Get ASTRA projection geometry.

Args:

data_shape: [detector_count_z, theta_count, detector_count_x] index : if provided - sequence of the rotation angles

Returns:

geometry : ASTRA cone-beam geometry.

astra_volume_geom(vol_shape, slice_first=None, slice_last=None)[source]

Initialize ASTRA volume geometry.

Args:

vol_shape : volume array shape slice_first: first slice of an ROI to update slice_last : last slice of an ROI to update

copy()[source]

Copy me.

property det2obj

Detector-to-object distance.

property det_sample

Pixel shape.

detector_bounds(proj_shape)[source]

Get the boundaries of the detector at the start of the scan in length units.

detector_centre()[source]

Get the centre coordinate of the first position of the detector.

detector_size(proj_shape)[source]

Get the size of detector in length units.

from_astra_cone_vec(vectors)[source]

Take vectors from ASTRA ‘cone_vec’ geometry. This will override any other parameters.

from_dictionary(dictionary)[source]

Use dictionary records to initialize this geometry.

from_matrix(R, T)[source]

Rotates and translates the reconstruction volume.

Args:

R (3x3 array): rotation matrix T (1x3 array): translation vector

get_detector_orbit(proj_count=None, index=None)[source]

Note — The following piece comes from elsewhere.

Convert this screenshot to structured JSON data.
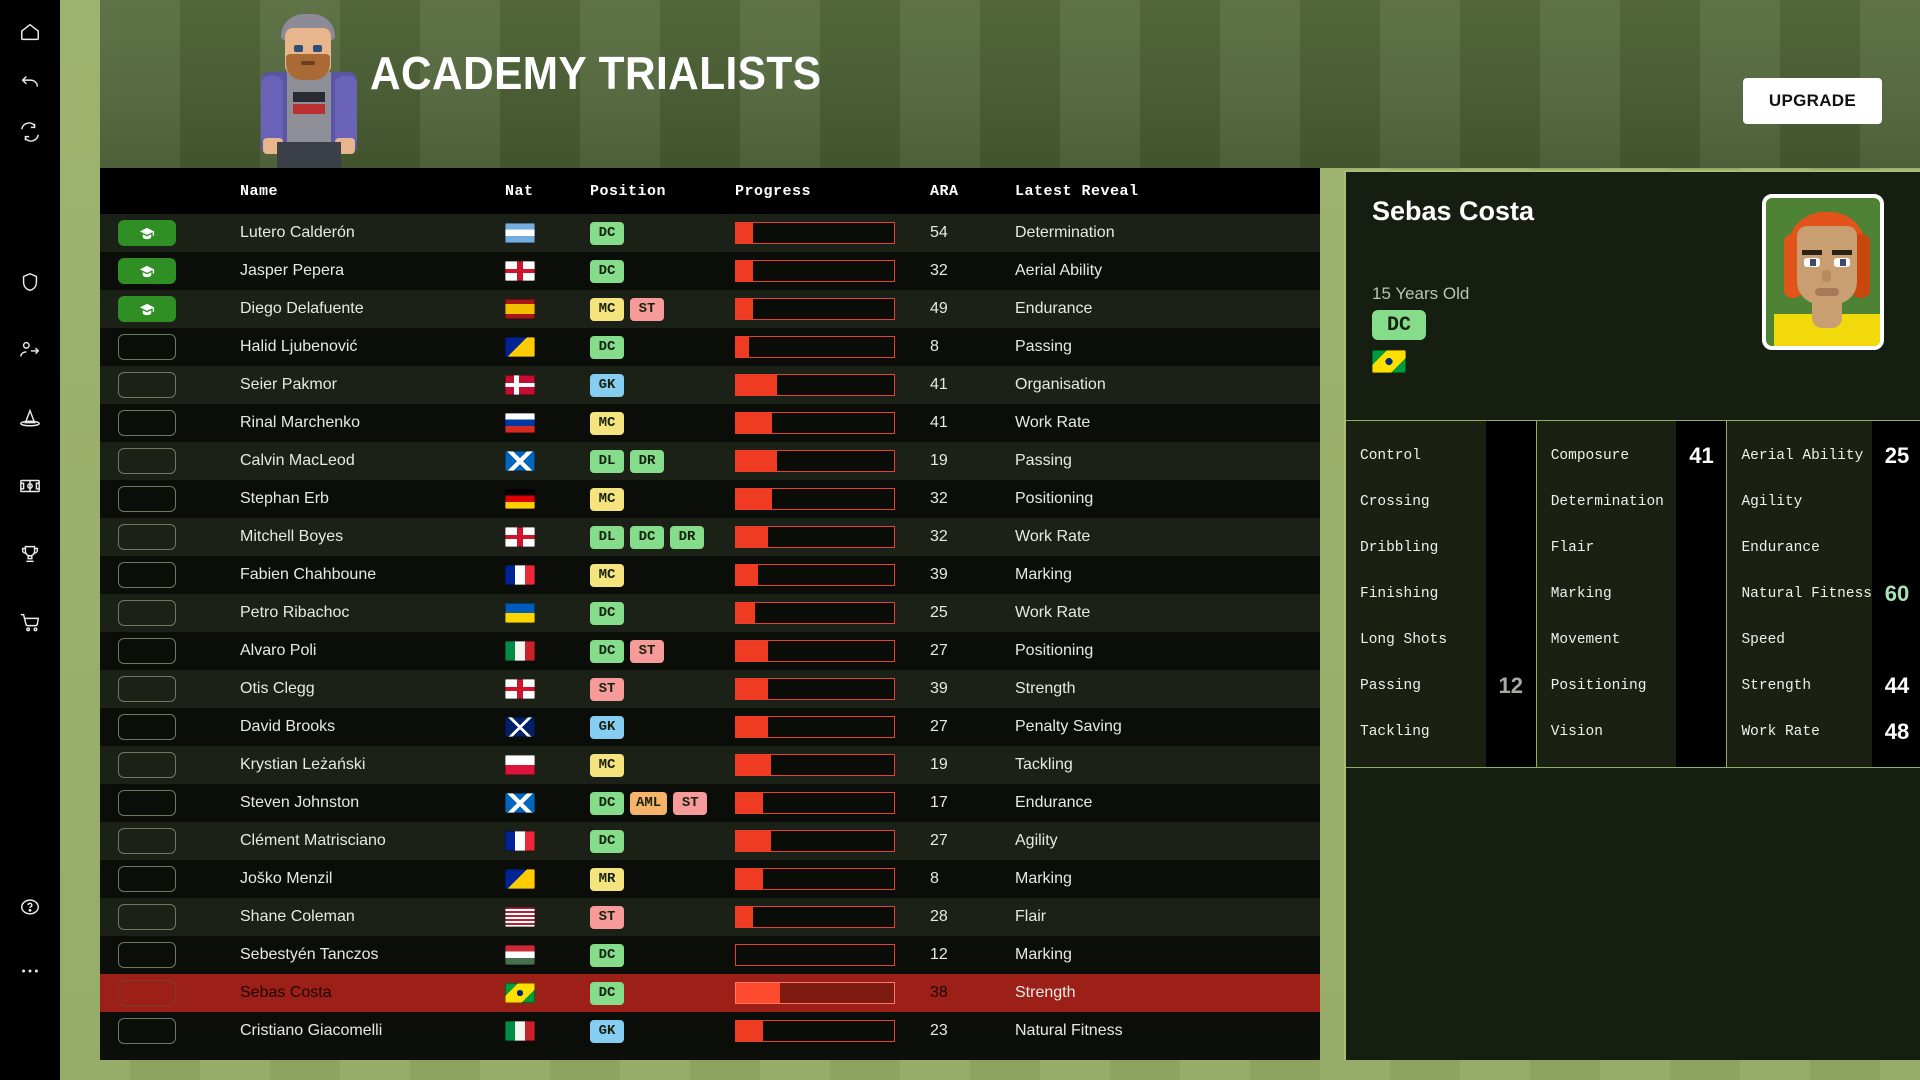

Get the detector orbit. In the base class it is a circular orbit.

Args:

proj_count: number of projections index : index of the projection subset

Returns:

src_pos : array of the source positions. Can be generated by circular_orbit(…), for instance.

get_source_orbit(proj_count=None, index=None)[source]

Get the source orbit. In the base class it is a circular orbit.

Args:

proj_count: number of projections index : index of the projection subset

Returns:

src_pos : array of the source positions. Can be generated by circular_orbit(…), for instance.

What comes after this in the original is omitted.